Superman may be the "man of steel," but a discerning scientist might ask: which type?

While steel is one of the strongest and most important materials on Earth, with uses from common household items like paperclips to the girders in skyscrapers and automobile shells, not all steel is equal. Two of the most common steel alloys, 4140 and 4150 steel, differ in strength as well as the conditions under which they are usable.

Steel is an alloy, or a mixture of more than one element. It is primarily iron, with about 1 percent carbon and sometimes small amounts of other materials.

4140 and 4150 steel are two extra strong and hard alloys of steel. In addition to carbon, they each contain 0.80 to 1.10 percent chromium and 0.15 to 0.25 percent molybdenum.

The Society of Automotive Engineers, or SAE, and the American Iron and Steel Institute, or AISI, use a four-digit system to designate the chemical composition of steel.

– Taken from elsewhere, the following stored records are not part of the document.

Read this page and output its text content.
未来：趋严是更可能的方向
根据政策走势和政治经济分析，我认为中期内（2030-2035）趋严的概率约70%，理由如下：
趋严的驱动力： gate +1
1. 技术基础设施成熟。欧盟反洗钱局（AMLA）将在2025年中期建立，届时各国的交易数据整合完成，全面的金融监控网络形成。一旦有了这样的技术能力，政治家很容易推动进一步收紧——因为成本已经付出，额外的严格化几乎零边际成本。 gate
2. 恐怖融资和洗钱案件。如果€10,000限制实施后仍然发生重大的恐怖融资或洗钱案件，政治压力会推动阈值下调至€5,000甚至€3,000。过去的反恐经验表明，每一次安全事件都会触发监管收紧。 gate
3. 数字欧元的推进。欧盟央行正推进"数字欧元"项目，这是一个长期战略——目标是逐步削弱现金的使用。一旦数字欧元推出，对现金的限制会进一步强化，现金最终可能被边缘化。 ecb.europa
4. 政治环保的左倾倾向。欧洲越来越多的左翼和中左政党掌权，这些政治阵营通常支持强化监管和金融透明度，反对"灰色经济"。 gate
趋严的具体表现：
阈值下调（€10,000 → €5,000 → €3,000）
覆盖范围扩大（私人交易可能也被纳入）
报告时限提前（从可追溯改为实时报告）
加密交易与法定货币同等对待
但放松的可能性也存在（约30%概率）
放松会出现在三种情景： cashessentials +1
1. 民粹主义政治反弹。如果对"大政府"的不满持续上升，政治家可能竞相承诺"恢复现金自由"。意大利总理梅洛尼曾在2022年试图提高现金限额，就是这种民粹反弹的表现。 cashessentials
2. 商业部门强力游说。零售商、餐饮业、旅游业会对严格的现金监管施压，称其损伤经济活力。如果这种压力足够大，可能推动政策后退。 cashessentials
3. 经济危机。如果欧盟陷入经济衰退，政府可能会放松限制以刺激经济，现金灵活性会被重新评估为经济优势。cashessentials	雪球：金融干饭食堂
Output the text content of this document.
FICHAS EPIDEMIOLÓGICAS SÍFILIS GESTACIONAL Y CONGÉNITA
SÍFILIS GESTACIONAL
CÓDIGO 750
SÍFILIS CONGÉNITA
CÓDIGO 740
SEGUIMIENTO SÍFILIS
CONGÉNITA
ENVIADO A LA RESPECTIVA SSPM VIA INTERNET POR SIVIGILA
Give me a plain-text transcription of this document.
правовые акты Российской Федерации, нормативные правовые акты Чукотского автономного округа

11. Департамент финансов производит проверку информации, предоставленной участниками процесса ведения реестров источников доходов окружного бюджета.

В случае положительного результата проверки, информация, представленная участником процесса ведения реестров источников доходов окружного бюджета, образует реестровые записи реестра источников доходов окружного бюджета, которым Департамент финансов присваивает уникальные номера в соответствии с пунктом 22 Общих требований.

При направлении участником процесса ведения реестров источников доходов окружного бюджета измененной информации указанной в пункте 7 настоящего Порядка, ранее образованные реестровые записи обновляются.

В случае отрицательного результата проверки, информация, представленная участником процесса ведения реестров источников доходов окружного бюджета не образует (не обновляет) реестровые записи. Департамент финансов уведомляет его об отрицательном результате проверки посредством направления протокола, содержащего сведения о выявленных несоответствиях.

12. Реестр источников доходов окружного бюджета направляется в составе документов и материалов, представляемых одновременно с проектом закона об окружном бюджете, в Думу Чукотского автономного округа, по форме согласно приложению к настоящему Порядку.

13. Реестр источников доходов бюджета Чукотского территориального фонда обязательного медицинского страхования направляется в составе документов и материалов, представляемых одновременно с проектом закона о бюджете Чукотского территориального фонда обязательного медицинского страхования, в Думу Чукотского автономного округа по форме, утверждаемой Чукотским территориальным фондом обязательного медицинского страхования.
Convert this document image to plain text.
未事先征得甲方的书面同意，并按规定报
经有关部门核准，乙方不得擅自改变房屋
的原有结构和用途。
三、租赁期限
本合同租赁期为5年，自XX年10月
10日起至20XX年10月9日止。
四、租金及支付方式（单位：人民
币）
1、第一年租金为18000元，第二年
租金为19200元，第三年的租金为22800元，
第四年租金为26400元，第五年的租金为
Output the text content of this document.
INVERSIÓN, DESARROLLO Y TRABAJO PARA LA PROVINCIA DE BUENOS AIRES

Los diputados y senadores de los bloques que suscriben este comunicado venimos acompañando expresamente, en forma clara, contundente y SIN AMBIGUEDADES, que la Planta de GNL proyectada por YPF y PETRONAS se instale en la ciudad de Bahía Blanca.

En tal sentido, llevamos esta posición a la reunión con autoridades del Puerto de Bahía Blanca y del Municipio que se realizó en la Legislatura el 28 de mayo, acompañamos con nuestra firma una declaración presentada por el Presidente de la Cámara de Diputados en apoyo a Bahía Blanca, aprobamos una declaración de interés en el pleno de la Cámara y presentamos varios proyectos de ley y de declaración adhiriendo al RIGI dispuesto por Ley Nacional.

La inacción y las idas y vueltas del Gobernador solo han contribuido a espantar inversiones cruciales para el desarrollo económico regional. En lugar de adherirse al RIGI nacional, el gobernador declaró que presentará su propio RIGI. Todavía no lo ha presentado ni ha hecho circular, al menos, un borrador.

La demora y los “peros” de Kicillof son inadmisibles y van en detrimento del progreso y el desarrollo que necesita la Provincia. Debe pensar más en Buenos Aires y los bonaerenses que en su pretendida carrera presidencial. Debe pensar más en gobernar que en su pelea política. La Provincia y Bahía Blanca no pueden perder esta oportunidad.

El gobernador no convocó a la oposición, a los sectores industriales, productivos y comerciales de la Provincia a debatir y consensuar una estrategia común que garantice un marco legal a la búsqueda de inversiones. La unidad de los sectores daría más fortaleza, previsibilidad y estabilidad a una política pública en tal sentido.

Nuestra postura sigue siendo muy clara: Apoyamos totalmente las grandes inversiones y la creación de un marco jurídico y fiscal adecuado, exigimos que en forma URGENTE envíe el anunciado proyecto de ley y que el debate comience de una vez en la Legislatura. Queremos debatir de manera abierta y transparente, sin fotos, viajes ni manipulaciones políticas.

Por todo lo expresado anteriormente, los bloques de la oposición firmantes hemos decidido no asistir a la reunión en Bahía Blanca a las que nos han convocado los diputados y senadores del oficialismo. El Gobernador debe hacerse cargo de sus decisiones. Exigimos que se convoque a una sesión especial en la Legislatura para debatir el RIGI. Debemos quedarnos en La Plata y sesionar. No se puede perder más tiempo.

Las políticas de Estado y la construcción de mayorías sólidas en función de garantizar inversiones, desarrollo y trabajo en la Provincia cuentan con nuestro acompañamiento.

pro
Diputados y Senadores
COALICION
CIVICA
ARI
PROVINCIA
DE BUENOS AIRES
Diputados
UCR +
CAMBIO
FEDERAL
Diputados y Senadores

For steel alloys, the first two digits indicate the major alloying elements present, and the last two digits give the carbon content in hundredths of a percent. This means that 4140 and 4150 steels have the same alloying elements, chromium and molybdenum, but 4150 steel has more carbon.

In terms of their properties, the differences between 4140 and 4150 steel include:

• Tensile strength, which describes the maximum stress from pulling that a material can withstand before it begins to break. A 4150 material has higher tensile strength than a 4140 material.
• Ductility and workability, which refer to how easily the steels are to use. While both 4140 and 4150 steel can be welded easily, 4140 material is more known for its ductility, or ability to bend and the fact that it can be used in cold working conditions. 4150 material, on the other hand, must be heat-treated before use.

Another common iron alloy found in tools is known as D2. It is 86 percent the same as 4140 steel, but notably contains a higher percentage of carbon and chromium. D2 steel can have the highest ductility among steel tools.

Manufacturers can set the material properties of different steels, including D2, 1440 and 1450 steels, by a process known as heat treatment. Carefully controlling how heat is applied to a carbon alloy steel changes the molecular arrangement inside the steel, which leads to its differing properties.

For example, steel alloys that are annealed are brought to a high temperature in a furnace, then allowed to cool slowly. This option results in steel with more ductility and less brittleness, meaning it won't break from internal stresses as easily as another option.

Meanwhile tempering is a heat treatment that occurs at lower temperatures and increases the toughness and ductility of a material, although it also somewhat reduces its strength. The more ductility that is gained, the more strength is lost, but usually not so much to change the use case of the steel. Other materials, including aluminum, are tempered the same way.

In addition to carbon, chromium and molybdenum, several other elements are commonly used to form steel alloys with specific properties. These include cobalt, manganese, tungsten and vanadium.

Besides 1440 and 1450 steel, the most common alloys are 4340 (nickel-chromium-molybdenum steel), 6150 (chromium-vanadium steel) and 8620 (HSLA steel).

HSLA stands for "high-strength low-alloy," which means the steel is designed to meet specific mechanical requirements rather than chemical compositions. Therefore, a given type of HSLA steel alloy might in fact have varying amounts of elements added to it. In descending order of percentages, 8620 steel is composed of: iron, carbon, silicon, molybdenum, manganese, nickel, chromium, sulfur and phosphorus.